Logo

17. yıldönümü etkinliğine parti örgütlerinden mesajlar…


Şan olsun Yeni Ekimler’in partisinin 17. yılına!

Yoldaşlar,

Partimizin 17. yılında gerçekleştirdiğiniz etkinliği en içten devrimci duygularımızla selamlıyoruz.

İçinden geçtiğimiz dönem çok karmaşık bir dönem olarak yaşanıyor. Partimizin bu döneme dair net bir bakışı var. “Savaşlar, bunalımlar ve proleter devrimler dönemi” içeresinde olduğumuzu partimiz çok erken bir zamanda bütün belirtileriyle ortaya koymuştur. Dünya ve Türkiye’deki güncel gelişmeler tespitlerimizi doğrulamaktadır.

Dünyada yaşanan gelişmeleri işçi sınıfının iktidarıyla taçlandırmanın tek yolu işçi sınıfının ihtilalci partilerini inşa etmektir. Partimiz işçi sınıfının iktidar mücadelesinin Türkiye müfrezesini oluşturmaktadır. Maalesef dünya genelinde gerçek anlamda Marksist-Leninist temelde kendini var eden güçlü ihtilalci partilerin varlığından söz etmek mümkün değildir. Proletaryanın emperyalist kapitalist dünya düzenine karşı mücadelesinde en zayıf olduğu yan da budur. Bu zayıflık bugün aşılmayı bekleyen öncelikli görevlerdendir. Farklı coğrafyalardaki komünistler bu sorumlulukla hareket etmelidir. İşçi sınıfının iktidarı için bu bir zorunluluktur.

Dostlar, yoldaşlar;

Bulunduğumuz coğrafya emperyalistler arası hegemonya savaşlarının merkezine dönüşmüş durumda.
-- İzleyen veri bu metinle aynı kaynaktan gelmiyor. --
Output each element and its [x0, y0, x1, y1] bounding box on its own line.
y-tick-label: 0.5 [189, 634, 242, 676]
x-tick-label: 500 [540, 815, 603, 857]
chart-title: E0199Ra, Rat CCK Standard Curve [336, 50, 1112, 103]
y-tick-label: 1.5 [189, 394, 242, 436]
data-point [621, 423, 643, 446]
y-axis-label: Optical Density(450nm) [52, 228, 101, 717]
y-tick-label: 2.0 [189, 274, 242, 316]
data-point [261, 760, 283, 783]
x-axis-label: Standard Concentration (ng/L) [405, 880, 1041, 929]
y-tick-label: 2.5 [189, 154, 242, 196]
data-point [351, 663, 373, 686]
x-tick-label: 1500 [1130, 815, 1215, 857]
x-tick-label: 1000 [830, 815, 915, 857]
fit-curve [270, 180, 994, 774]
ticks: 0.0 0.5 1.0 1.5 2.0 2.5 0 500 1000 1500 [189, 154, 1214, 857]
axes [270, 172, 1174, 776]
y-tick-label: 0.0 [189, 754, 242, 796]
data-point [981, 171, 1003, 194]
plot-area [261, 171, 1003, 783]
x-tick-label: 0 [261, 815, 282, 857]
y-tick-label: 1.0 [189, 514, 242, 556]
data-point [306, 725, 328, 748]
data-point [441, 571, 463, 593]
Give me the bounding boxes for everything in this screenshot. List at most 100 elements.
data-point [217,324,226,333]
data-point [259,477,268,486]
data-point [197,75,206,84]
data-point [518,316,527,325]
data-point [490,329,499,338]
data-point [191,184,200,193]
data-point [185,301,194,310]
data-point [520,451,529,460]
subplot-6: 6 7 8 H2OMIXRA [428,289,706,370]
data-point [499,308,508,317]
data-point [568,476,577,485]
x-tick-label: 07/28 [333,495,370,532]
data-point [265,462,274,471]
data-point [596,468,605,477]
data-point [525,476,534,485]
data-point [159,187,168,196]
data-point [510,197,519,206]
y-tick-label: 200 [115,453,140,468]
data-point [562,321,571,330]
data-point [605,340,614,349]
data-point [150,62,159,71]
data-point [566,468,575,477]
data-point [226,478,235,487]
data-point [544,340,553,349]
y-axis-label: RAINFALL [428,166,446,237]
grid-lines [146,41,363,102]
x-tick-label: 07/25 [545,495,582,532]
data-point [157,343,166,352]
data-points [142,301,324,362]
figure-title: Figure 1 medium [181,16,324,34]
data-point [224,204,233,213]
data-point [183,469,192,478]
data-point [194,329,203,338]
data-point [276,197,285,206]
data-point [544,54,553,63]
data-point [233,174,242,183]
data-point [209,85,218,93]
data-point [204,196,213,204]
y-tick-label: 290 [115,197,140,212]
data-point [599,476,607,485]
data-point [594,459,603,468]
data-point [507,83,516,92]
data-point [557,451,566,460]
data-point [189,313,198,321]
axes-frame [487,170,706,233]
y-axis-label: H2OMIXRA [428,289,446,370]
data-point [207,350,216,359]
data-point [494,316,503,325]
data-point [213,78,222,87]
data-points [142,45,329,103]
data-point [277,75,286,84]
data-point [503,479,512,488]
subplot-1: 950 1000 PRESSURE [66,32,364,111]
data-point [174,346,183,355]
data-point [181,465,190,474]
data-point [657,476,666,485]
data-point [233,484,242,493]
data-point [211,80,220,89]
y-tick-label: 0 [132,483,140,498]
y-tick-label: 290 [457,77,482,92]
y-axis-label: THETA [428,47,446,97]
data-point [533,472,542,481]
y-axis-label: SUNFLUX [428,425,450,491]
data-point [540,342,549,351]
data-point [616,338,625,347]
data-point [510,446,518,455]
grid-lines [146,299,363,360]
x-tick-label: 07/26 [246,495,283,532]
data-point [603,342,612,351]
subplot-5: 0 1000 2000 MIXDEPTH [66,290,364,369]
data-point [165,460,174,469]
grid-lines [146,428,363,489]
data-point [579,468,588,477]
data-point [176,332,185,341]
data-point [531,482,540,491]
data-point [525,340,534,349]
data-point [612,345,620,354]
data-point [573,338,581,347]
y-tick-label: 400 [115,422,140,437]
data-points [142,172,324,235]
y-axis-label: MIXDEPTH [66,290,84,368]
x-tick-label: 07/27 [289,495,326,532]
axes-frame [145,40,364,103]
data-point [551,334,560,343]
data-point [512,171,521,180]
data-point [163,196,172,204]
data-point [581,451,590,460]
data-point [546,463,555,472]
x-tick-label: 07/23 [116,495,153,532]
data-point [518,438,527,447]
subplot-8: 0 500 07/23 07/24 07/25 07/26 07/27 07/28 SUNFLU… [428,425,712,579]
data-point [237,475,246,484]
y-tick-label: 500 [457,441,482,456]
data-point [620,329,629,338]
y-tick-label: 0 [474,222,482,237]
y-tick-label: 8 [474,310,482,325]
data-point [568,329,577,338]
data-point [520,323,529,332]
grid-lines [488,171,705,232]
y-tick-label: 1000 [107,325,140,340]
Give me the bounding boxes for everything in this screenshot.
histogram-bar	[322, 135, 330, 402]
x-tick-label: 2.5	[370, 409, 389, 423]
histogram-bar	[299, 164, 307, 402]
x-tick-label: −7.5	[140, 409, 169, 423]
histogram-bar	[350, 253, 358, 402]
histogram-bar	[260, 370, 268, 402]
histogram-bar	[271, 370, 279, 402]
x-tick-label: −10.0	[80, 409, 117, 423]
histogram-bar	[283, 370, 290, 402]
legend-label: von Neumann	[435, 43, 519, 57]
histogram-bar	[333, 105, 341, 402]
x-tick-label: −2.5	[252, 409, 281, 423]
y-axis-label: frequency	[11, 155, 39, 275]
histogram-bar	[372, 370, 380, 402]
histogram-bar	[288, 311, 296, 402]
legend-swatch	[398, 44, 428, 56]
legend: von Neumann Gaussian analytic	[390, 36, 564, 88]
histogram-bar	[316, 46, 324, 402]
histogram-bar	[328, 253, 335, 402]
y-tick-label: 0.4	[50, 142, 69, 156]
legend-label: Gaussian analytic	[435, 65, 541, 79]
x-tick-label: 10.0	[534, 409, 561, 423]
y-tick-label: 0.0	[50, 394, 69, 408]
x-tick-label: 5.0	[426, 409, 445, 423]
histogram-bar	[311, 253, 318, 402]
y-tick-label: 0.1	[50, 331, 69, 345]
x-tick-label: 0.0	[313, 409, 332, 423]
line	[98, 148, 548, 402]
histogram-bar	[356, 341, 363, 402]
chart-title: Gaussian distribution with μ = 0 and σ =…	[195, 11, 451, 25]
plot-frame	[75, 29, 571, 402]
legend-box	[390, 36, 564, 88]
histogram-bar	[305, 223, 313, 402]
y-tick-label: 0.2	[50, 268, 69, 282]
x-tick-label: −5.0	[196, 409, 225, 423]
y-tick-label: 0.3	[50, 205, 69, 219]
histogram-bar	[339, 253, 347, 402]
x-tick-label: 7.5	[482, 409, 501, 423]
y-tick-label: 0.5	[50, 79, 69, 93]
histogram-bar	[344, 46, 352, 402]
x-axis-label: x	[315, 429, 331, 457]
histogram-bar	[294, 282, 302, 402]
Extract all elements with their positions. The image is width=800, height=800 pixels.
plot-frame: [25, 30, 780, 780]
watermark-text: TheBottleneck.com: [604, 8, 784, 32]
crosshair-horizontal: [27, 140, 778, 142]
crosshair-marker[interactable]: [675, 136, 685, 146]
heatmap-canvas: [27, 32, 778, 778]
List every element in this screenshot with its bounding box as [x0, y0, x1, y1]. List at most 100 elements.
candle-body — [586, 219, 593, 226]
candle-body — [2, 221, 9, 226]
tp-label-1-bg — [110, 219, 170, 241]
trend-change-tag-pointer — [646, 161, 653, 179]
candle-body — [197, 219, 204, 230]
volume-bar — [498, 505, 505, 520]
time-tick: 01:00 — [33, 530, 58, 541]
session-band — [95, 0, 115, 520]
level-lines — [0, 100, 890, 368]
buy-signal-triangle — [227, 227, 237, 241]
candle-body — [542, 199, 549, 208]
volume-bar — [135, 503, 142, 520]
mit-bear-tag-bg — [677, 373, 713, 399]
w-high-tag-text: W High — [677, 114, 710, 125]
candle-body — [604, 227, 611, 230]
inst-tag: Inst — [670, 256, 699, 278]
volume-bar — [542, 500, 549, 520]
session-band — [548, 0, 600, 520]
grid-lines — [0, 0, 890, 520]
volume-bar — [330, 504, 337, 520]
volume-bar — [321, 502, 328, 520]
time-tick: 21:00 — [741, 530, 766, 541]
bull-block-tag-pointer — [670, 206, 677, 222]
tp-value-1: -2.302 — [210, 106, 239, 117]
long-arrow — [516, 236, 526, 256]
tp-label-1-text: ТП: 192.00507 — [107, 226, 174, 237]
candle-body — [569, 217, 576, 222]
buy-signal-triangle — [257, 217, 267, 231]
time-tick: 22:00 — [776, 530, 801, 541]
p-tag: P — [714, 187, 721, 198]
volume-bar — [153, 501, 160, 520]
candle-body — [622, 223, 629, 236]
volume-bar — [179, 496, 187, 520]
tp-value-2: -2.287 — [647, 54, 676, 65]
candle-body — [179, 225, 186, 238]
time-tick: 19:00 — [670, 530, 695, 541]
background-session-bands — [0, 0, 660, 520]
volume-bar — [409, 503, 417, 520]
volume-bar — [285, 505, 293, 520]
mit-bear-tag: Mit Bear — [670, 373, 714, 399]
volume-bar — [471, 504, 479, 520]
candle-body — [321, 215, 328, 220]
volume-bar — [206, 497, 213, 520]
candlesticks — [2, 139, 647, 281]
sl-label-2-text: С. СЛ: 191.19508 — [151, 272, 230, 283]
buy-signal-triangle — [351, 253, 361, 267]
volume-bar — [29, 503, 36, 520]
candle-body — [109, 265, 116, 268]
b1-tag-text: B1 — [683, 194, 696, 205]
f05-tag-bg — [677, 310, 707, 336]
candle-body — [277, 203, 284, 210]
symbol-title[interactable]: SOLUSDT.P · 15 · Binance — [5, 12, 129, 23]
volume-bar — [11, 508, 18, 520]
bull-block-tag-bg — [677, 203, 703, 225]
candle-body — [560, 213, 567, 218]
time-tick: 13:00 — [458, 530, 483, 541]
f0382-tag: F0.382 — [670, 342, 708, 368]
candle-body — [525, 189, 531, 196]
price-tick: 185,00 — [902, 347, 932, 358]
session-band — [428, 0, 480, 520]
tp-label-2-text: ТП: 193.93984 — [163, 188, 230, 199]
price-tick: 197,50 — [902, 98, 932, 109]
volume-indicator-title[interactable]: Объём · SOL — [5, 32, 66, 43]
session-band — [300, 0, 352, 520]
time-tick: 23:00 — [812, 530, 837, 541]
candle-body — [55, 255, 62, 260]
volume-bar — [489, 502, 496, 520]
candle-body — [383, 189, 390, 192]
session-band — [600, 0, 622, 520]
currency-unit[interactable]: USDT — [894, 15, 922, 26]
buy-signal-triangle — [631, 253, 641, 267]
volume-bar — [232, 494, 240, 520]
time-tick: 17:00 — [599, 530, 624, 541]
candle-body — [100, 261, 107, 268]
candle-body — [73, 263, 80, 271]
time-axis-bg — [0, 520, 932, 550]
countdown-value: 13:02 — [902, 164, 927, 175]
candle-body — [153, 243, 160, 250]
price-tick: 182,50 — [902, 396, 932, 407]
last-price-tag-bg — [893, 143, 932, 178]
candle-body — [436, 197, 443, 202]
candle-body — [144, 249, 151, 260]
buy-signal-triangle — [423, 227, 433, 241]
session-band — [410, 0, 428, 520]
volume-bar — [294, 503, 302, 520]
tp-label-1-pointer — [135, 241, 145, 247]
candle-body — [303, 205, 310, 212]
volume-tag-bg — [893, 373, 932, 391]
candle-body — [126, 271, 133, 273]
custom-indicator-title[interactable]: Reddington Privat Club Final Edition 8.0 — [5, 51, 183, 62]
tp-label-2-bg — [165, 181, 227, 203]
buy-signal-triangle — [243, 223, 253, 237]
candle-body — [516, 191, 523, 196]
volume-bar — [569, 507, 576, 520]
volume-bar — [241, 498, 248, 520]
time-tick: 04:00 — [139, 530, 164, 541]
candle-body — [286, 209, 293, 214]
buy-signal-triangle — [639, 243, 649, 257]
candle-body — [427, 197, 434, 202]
Bölge ülkelerinin egemen güçleri emperyalist güçlerle birlikte hareket etmektedirler. Suriye başta olmak üzere bölgenin birçok ülkesinde yürütülen kirli savaş ve katliamın faturasını bölge emekçi halkları ödemektedir. Bu kirli savaş ve katliama karşı işçi sınıfı ve emekçi halkların birleşik mücadelesini örgütlemek komünistlerin en temel görevidir. Bölgedeki gelişmeler karşısında görevlerini bu bakış açısıyla somutlayan partimiz bölgedeki her türlü gericiliğe karşı güçlü bir mücadelenin yolunun işçi sınıfının iktidar mücadelesiyle olan derin ve kopmaz bağını bilmektedir.

Rojava ve diğer bölgelerde başta Kürt halkı olmak üzere bütün halkların ilerici kazanımlarına destek olmak istiyorsak, yapmamız gereken Türk sermaye devletine karşı işçi sınıfının militan mücadelesini örgütlemektir, fabrika fabrika örgütlenmek, sermaye düzenini işlemez hale getirmektir. Kürt halkı ve diğer halkların gericiliğe karşı yürüttüğü mücadeleye en büyük destek ancak böylesi bir perspektifle hareket etmekle sağlanır. Ötesi sınırlı ve bireysel desteklerin ötesine geçmeyecektir.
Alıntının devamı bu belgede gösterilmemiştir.